The presence of Api Keys does not cause SSTI by itself, but it can increase the impact: an exposed key might be used to impersonate services or access downstream systems. Because SSTI in Axum often stems from improper handling of user data in template contexts rather than the key validation logic, the vulnerability remains in the rendering layer. The combination of per-request Api Key extraction and insufficient input sanitization creates a scenario where an authenticated-looking request can abuse the template engine, making detection harder for scanners that do not test authorization boundaries in rendering paths.
Api Keys-Specific Remediation in Axum — concrete code fixes
To mitigate SSTI in Axum when using Api Keys, ensure that user input never reaches the template engine as executable logic. Treat headers, query parameters, and JSON bodies as untrusted, and apply strict validation and escaping. Below are concrete, safe patterns.

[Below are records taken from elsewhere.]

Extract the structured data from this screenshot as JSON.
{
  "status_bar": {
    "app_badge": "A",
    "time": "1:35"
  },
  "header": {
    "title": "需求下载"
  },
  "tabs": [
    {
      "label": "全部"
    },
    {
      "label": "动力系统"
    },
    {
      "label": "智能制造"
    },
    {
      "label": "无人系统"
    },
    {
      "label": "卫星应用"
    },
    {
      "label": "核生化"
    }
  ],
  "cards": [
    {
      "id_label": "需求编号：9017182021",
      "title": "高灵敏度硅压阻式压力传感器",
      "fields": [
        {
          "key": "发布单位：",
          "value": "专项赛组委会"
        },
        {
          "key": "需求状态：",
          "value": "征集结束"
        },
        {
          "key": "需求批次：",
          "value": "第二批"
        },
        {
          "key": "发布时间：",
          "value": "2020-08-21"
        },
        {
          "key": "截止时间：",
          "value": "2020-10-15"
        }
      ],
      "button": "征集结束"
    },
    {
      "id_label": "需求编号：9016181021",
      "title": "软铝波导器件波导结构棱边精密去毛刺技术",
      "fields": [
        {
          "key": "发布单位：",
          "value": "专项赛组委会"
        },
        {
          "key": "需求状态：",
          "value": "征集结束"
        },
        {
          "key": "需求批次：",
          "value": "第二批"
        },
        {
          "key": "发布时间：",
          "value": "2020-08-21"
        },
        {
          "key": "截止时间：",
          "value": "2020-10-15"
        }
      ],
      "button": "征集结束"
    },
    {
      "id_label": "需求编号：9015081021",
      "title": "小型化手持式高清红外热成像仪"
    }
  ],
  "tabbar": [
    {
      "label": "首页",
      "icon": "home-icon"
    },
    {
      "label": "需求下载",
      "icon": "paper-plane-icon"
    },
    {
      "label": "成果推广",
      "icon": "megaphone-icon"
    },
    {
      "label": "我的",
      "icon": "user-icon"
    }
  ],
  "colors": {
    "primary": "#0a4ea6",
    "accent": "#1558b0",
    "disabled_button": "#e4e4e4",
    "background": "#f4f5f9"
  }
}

1. Strict header validation and no template injection
Do not pass raw header values into templates. Instead, validate the Api Key against a known set or pattern, and only pass safe metadata to the template.
use axum::{{
extract::Header,
routing::get,
Router,
response::Html,
}};
use askama::Template;
#[derive(Template)]
#[template(path = "key_status_safe.html")]
struct KeyStatusSafeTemplate {
is_valid: bool,
}
async fn status_handler_safe(
Header(headers): Header<_, _>,
) -> Result<Html<String>, (StatusCode, String)> {
let api_key = headers.get("X-API-Key")
.and_then(|v| v.to_str().ok())
.filter(|&k| k.len() == 32 && k.chars().all(|c| c.is_ascii_alphanumeric()))
.is_some();
let template = KeyStatusSafeTemplate { is_valid: api_key };
let rendered = template.render().map_err(|e| (StatusCode::INTERNAL_SERVER_ERROR, e.to_string()))?;
Ok(Html(rendered))
}In this approach, the raw key is never placed into the template context. The template only receives a boolean, eliminating any possibility of template injection via the key value.

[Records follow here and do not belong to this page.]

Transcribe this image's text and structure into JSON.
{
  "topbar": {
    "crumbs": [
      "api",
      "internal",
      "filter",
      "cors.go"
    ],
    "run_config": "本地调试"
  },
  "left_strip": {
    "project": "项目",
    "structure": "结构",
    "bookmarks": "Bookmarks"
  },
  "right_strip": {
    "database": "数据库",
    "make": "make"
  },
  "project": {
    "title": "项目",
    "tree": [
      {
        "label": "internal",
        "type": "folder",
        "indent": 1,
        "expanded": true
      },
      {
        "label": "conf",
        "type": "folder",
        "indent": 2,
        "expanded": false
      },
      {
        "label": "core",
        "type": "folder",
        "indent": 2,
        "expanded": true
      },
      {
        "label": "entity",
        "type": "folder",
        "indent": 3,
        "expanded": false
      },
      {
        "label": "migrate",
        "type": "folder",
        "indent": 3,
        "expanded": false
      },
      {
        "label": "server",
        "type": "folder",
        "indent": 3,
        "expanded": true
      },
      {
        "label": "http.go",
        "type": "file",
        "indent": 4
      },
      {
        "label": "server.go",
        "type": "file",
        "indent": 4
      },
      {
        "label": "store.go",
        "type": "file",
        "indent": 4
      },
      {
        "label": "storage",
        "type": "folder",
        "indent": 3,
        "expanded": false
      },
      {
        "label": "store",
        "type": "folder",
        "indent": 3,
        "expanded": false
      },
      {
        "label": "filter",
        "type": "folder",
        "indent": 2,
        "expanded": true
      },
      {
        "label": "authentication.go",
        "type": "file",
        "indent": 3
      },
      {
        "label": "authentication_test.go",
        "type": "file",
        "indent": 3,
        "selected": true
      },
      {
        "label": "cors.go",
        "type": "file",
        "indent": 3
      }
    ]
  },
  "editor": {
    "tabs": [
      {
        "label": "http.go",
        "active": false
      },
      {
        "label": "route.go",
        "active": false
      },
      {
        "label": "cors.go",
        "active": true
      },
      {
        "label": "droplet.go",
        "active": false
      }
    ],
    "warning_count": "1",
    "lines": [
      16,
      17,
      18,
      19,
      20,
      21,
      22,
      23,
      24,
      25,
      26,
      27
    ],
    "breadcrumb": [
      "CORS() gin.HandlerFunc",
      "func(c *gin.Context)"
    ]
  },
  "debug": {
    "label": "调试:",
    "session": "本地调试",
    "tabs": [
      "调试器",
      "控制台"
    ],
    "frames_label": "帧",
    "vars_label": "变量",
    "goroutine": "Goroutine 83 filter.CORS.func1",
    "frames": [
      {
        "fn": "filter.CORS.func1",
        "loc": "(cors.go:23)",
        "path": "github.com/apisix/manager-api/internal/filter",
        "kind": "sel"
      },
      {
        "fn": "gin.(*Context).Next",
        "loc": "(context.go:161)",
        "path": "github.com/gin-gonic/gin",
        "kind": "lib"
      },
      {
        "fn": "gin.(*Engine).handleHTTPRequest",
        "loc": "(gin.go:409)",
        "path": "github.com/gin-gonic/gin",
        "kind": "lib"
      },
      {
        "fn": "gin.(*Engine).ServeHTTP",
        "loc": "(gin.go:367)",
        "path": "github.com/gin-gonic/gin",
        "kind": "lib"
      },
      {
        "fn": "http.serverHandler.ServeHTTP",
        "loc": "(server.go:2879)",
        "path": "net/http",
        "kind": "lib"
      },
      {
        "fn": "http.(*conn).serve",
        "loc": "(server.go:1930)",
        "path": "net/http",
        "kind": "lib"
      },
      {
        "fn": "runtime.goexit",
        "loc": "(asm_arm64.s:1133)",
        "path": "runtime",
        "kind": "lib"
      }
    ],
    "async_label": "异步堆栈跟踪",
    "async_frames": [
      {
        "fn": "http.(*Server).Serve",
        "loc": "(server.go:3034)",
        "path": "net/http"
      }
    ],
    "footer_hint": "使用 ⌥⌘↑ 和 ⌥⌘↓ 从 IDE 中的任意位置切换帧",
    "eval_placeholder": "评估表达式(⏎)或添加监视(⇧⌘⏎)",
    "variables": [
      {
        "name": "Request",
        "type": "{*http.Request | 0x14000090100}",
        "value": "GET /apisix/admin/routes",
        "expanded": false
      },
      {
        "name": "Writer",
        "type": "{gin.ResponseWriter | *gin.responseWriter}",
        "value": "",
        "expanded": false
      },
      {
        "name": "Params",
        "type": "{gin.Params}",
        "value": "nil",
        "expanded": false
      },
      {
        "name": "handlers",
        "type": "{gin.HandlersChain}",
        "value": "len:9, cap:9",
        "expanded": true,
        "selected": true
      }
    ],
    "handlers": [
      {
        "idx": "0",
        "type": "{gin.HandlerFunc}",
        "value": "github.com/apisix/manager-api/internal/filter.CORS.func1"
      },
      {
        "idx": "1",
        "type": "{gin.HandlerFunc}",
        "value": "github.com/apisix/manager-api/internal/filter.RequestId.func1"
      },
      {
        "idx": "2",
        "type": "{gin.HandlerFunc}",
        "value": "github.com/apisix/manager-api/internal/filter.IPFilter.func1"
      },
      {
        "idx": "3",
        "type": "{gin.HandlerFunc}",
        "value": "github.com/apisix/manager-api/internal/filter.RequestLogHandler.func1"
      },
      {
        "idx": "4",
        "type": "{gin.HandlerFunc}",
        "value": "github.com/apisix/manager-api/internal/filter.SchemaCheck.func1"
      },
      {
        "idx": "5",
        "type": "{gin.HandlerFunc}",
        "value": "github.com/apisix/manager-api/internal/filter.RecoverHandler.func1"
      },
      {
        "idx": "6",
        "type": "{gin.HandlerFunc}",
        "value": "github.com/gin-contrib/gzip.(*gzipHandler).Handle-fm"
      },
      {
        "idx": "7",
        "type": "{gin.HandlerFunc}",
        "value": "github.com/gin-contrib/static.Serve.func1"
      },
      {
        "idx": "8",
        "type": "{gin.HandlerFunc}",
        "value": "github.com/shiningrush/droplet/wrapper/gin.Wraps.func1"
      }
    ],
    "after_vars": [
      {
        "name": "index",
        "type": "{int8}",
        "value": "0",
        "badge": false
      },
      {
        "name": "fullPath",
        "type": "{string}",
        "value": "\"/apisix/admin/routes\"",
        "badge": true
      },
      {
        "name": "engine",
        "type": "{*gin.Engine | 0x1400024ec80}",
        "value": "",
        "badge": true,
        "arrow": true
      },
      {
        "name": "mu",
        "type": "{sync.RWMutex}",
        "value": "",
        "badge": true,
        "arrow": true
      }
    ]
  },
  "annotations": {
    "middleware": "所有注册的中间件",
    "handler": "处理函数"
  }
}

2. Use autoescape and avoid raw blocks
When you must include user data, configure your template engine to autoescape by default and avoid raw blocks. For Askama, ensure your templates use the default autoescape behavior:
<!-- key_status.html -->
<p>Key status: {{ api_key_status }}</p>
Even if api_key_status contains untrusted strings, Askama will HTML-escape them, neutralizing injection vectors. Do not use {%- raw %}...{% endraw %} blocks with untrusted input.
3. Centralized validation middleware
Move key validation into middleware so templates only see verified, minimal data:
use axum::{{
extract::Extension,
middleware::Next,
body::Body,
http::Request,
response::Response,
}};
use std::sync::Arc;
async fn api_key_middleware(
Extension(state): Extension<Arc<AppState>>,
mut req: Request<Body>,
next: Next<Body>
) -> Response {
if let Some(key) = req.headers().get("X-API-Key") {
if is_valid_key(key, &state.valid_keys) {
return next.run(req).await;
}
}
Response::builder().status(StatusCode::UNAUTHORIZED).body(Body::empty()).unwrap()
}With this pattern, templates receive only pre-validated flags or sanitized representations, and SSTI risks are minimized. The middleware approach also aligns with the principle that Api Key handling should be separate from presentation logic.